News & Views

Keith Robinson


It is with considerable sadness that we reflect on the untimely death of Keith Robinson.  Keith died on 11 January 2018 after being diagnosed with cancer in early Summer 2017.   Keith’s death has rocked our community at Sherrards. He was a wonderful lawyer, wonderful family member and wonderful friend. Our thoughts are with Keith’s family and in particular his wife Vanessa and children Simon, Alex and Ben.

Keith joined us in October 2010 at a time when many people would be thinking about retirement or, at least, slowing down, but not Keith. For Keith, the practice of corporate law was a challenge he relished as he threw himself into life at Sherrards to help with the development of our corporate team and, in particular, our London Office.

Keith never wavered in his support of younger lawyers and trainees who he would always mentor and champion, taking time out of his day to explain and teach others when it came to the ‘whys and wherefores’ of drafting. Keith was incredibly patient and willing to bring on others. If there was a firm get together, then Keith was always to be seen with his tremendous bonhomie and he certainly put John Travolta to shame when it came to the Christmas party.

Keith had a core client base who remained loyal and supportive throughout his career, with some current clients dating back 35 years and many becoming friends for life. Indeed, Keith stayed very close to many of his colleagues, joining Sherrards with Paul Marmor who first worked with Keith when he was a junior lawyer at Keith’s old firm, Stallards.
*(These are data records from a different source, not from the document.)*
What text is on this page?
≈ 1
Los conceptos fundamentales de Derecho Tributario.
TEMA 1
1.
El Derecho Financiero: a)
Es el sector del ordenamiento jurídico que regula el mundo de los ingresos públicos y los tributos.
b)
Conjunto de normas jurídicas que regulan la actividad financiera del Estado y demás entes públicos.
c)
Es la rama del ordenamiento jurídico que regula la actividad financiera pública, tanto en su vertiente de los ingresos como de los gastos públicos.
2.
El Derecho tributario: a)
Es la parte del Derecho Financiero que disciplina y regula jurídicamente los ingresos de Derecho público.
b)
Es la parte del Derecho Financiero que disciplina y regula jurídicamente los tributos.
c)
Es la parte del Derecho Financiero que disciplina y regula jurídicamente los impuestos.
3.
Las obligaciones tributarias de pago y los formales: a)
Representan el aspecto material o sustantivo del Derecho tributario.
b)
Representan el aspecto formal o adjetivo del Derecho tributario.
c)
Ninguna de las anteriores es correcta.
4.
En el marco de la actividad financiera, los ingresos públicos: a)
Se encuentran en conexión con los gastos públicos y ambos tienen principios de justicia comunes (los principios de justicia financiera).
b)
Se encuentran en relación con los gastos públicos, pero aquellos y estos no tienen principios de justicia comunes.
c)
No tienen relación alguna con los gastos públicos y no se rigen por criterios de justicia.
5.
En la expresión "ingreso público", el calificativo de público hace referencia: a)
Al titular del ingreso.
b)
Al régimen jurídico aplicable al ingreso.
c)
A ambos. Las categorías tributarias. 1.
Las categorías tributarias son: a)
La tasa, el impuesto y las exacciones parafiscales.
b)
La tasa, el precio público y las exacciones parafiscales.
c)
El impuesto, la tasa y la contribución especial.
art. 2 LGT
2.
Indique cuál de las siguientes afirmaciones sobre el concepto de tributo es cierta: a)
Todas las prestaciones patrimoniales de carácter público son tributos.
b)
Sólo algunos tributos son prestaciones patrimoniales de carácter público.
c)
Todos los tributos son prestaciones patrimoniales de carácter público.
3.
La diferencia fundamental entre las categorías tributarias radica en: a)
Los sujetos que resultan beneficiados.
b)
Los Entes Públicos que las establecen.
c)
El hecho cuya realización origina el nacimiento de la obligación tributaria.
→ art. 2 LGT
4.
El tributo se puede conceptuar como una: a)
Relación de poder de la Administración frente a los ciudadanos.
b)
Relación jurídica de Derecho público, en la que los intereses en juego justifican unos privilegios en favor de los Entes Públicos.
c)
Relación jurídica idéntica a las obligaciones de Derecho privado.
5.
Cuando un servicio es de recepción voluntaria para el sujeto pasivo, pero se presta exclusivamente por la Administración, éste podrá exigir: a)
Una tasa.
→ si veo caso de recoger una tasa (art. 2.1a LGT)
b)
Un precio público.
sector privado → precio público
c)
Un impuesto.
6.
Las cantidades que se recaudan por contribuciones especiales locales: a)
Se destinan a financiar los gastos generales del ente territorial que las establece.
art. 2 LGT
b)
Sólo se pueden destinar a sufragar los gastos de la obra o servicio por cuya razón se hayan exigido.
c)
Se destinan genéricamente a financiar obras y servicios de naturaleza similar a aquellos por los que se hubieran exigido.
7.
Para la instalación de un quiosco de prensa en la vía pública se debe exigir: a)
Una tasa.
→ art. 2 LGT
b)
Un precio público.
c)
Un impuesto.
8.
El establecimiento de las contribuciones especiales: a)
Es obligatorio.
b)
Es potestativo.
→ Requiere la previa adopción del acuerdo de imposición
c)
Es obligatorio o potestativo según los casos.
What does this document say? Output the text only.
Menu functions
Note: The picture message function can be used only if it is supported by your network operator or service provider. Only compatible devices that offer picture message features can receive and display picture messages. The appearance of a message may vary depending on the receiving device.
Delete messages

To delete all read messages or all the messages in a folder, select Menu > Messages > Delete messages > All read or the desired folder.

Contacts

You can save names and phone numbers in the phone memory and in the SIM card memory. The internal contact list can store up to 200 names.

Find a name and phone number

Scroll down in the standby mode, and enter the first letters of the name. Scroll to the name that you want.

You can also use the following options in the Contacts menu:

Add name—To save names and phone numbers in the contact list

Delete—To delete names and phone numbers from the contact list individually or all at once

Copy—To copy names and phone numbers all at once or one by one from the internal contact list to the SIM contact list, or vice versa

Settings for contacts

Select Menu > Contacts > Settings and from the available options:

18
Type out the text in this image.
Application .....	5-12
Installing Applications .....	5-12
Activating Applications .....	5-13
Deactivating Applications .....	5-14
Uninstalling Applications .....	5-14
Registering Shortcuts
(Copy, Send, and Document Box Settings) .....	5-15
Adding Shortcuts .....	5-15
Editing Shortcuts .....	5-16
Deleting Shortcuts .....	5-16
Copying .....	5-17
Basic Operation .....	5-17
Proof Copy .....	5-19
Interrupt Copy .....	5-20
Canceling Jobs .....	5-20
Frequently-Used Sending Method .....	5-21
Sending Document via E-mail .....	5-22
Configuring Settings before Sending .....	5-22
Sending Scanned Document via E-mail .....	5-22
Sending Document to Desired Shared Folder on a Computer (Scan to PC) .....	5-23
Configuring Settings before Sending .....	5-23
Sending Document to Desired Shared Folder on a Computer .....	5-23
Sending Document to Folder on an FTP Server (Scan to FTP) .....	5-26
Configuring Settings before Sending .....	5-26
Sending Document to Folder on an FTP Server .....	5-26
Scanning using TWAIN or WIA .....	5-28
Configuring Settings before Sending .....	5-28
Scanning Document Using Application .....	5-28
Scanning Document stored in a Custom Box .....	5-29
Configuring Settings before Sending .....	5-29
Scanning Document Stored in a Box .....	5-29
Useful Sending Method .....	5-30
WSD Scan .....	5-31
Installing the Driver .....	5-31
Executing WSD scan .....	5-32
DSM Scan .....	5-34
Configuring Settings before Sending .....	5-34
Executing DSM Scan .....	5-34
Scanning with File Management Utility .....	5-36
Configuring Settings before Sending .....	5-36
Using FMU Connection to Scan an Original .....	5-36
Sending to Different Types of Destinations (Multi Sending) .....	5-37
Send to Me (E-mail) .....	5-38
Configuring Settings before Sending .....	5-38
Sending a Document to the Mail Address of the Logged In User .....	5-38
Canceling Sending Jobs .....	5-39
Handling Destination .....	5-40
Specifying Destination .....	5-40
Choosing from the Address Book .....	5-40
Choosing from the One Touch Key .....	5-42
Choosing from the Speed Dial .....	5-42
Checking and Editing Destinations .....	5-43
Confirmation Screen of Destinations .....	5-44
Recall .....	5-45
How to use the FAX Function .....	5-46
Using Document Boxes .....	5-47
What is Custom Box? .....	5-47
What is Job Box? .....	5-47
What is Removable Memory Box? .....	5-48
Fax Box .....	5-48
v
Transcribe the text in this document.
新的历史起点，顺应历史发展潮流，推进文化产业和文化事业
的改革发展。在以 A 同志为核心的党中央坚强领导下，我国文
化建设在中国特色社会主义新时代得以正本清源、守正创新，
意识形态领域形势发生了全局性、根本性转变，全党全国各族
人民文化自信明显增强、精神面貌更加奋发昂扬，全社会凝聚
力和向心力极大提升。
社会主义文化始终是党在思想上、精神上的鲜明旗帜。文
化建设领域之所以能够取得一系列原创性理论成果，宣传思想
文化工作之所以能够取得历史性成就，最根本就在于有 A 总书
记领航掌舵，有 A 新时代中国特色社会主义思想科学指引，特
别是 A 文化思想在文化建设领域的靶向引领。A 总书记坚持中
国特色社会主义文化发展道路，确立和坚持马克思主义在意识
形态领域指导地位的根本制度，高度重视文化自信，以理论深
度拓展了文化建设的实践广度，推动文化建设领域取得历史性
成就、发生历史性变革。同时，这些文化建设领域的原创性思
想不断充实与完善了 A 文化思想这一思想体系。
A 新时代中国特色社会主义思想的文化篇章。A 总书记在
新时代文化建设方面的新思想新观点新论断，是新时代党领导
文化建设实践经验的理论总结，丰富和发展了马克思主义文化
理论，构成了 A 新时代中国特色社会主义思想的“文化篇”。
Keith was the senior partner of Stallards having joined them in the early eighties from Stephenson Harwood. Keith’s management style was collaborative and collegiate allowing his staff to think and breathe for themselves. He believed in autonomy.

When Stallards merged in 1998 to form Hardwick Stallards, Keith continued as senior partner until the merger to form DMH Stallard. Keith then took on the role of head of corporate finance before joining Sherrards in a similar position in 2010. Clearly, Keith had a brilliant intellect but with a very unstuffy manner in terms of communicating clearly and concisely on paper, or in person, leaving all parties on a deal appreciating his input.

It’s well known that Keith simply enjoyed the challenge and the rough and tumble of the corporate legal world too much to walk away. But as Keith approached his 70th year, he announced, well before the diagnosis, that he was going to hang up his quill pen (actually he happily embraced modern technology) and put his copy of the Company Act back on the shelf as he sailed into retirement. At least, that was the plan making his death even more poignant.

On a positive note, Keith had been a very keen sailor for many years and worked tirelessly as Company Secretary and Legal Advisor of his principal charity, Sail Training International (“STI“). The goal of STI is to help more people have an adventure at sea and tell the world about sail training and the benefits, especially for underprivileged young people, of voyages on the high seas in traditional Tall Ships. The culmination of a number of years’ work was the classic gathering of Tall Ships in Quebec and Nova Scotia, Canada to commemorate the 150th year of Canadian independence. Before his treatment commenced Keith was able to attend the gathering in person with Vanessa in Summer 2017. Keith was clearly thrilled that he was able to be there, joyfully sharing his photos and regaling us with his adventure and obvious pleasure at the trip that he had made with Vanessa.

Sail Training International will clearly be bereft of Keith’s presence, as will the world of sailing. We will miss Bara Brith, the traditional Welsh cake that he regularly brought into the office after his trips to his caravan in North Wales something he had been doing with Vanessa for decades.

When all was said and done, Keith was very down to earth, happy with a pint of something but also not averse to a glass or two of a fine Cabernet Sauvignon!! He was very sociable and his Thunderers Group will never be the same again.

So we pass on our condolences to Keith’s family and, in particular, Vanessa, Simon, Ben and Alex and the grandchildren who Keith was so proud and supportive of.

We salute Keith – as a lawyer, family man and friend.